夜は、近くの街の小さな魚屋さんにお願いしてあったという伊豆の幸を肴に、手土産に持参した日本酒(久保田の萬寿!)をちびちびやりながら暖炉の火を眺め ながら話が弾む。ちゃんとニュヨーク旅行時の写真(リバーサルとそのダイレクトプリント)が入ったアルバムを今回は持参したので、懐かしい昔話も。なんと 豊かな時間なんだろう。
翌朝は別荘地内にある沼を一周する道を3人で散歩。風と鳥の声しか聴こえない。
同い年で、世界で活躍した企業勤めをリタイアし、豊かな自然に囲まれた自分で設計した自宅で静かに過ごす生活を始めた友人。
一番近いコンビニまで車で10分以上、最も近いバス停までも街路灯の無い真の闇の様な山間を歩いて10分程。
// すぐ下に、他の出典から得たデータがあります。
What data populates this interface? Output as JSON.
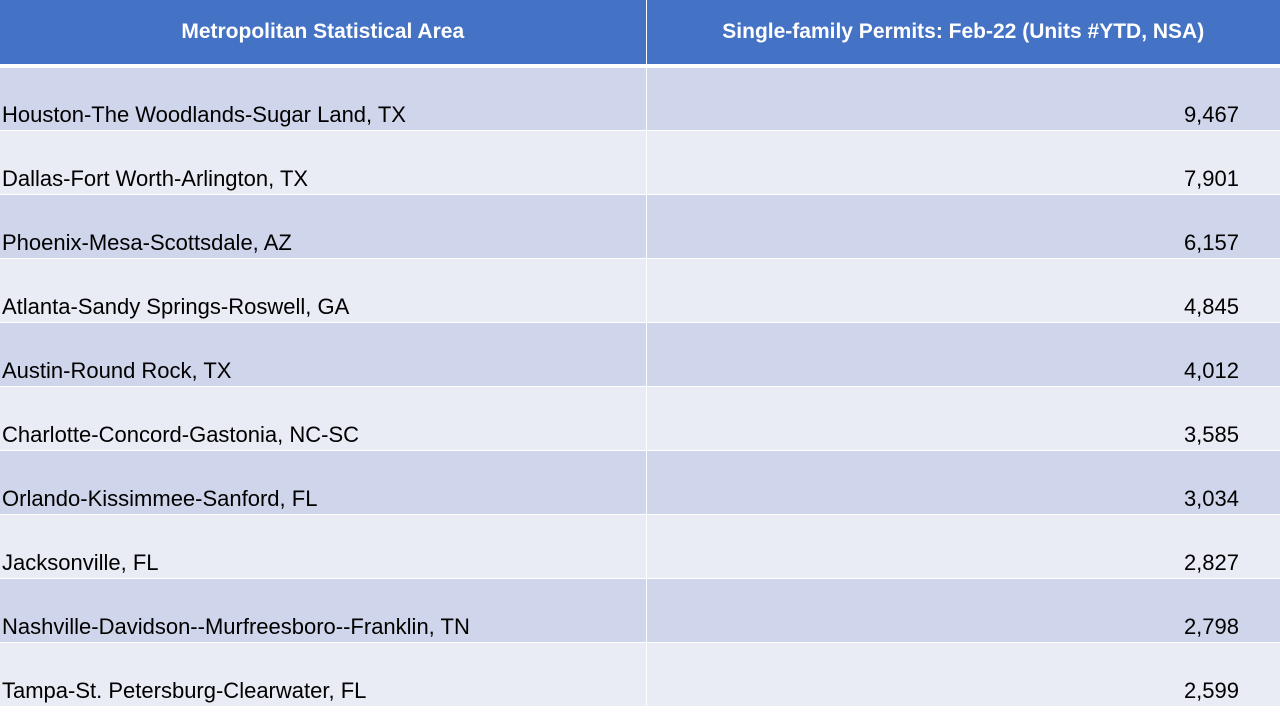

何でも揃うショッピングセンターには車で15分ほど。全く不便ではないにしろ、都会での生活に見切りを付け、人生90年時代の残り30年40年をどう心豊かに過ごすかを考え、行動に移した彼。体力や気力が衰えた時にことも視野に入れていた。
人それぞれだが、自分の仕事や生活 家族を見つめ、これから30年の生き方、豊かな時間 豊か生活ってなんだろうとをじっくり具体的に考える機会を与えてくれたといっても過言ではないだろう。
ありがとう友よ。
今度は妻と二人で遊びにいきます。